В его ироничном вопросе иронии было с наперсток. Чонса не удержалась от широкой недоброй усмешки, вышло кровожадно, Гектор вздрогнул и его росомашья шубка пошла рябью.
– Вы могли бы остаться в монастыре, – заметил Брок. – И идите сзади. Вы не воин.
– Увы, господин Лима повелел мне проследить за исполнением приговора лично.
– Эта лавочница была так важна?
– Не она, – подала голос Чонса, переставляя ноги, – а девочка, которую лавочница украла.
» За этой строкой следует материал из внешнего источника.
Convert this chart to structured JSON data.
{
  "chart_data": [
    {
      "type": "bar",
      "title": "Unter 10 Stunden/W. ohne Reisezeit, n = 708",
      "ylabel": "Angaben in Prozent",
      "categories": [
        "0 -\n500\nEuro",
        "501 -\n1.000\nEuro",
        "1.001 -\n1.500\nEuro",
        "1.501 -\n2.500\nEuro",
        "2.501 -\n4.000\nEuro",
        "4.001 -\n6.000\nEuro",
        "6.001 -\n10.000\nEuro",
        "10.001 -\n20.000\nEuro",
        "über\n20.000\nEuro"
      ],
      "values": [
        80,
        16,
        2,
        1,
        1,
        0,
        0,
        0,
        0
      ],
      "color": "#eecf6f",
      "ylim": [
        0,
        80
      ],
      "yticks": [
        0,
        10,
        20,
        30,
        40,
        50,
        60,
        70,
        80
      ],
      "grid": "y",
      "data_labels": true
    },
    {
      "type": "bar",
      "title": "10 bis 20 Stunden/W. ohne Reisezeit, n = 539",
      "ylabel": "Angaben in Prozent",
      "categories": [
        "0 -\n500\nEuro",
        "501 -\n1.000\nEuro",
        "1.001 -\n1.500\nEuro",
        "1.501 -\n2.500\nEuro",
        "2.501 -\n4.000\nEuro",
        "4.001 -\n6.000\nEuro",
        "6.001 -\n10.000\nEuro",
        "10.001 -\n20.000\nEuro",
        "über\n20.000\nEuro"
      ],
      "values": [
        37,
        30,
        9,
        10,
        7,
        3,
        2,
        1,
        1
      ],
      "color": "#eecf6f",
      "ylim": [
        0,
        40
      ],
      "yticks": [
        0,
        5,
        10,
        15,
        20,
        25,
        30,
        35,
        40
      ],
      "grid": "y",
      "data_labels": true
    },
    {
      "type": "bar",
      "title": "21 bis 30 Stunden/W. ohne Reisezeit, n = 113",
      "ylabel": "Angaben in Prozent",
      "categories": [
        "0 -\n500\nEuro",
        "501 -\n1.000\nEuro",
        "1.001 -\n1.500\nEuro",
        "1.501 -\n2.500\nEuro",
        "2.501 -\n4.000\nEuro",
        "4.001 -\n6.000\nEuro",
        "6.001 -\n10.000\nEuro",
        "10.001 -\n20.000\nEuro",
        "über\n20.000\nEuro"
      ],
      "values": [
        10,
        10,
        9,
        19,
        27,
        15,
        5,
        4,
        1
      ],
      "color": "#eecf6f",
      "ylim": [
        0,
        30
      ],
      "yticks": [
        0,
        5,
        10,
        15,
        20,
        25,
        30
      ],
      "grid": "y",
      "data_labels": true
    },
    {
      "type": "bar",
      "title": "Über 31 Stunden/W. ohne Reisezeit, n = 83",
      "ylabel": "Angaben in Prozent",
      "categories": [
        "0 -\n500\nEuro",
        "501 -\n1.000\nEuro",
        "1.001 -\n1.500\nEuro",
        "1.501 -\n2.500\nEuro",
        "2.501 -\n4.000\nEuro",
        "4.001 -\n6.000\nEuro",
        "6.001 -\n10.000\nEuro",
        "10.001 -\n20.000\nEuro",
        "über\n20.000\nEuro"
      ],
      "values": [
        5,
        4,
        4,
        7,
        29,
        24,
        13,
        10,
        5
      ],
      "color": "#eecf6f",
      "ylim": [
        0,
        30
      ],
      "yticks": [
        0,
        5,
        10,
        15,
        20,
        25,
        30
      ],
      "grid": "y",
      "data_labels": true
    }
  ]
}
Давайте, милый Гектор. Скрасьте дорогу, расскажите, что здесь происходит.
– Госпожа! – Они тронулись в путь, и хриплое «жа-а-а» на выдохе напомнило звук, с которым спускают кузнечные меха. Снег хрустел под ногами громко и влажно. Гектору пришлось повысить голос, и тот стал тоненьким и звенящим. Чонса почувствовала запах его пота: миндальная пудра и розовое масло. Гектор был евнухом. – Клянусь именем Малакия, его милость не мог позволить черному безумию разгуливать по его землям!
– Что за девочка? – непонимающе нахмурился Брок, обернулся к служке и придержал его, оступившегося, за локоть. Со стороны выглядело по-другому, будто стиснул и подтянул к себе ближе. Чонса давно заметила: всё, что говорил старик, звучало как угроза. Всё, что он делал, напоминало прелюдию к насилию. Почувствовав это, Гектор тихо заскулил.
– Его милость в самом деле ожидал гостей. Ах, дражайшие, я не знаю, кого именно, но нам велели готовить покои… Лучшие, что есть в замке.
– Лучшие покои для какой-то девочки? Она что, его выродок?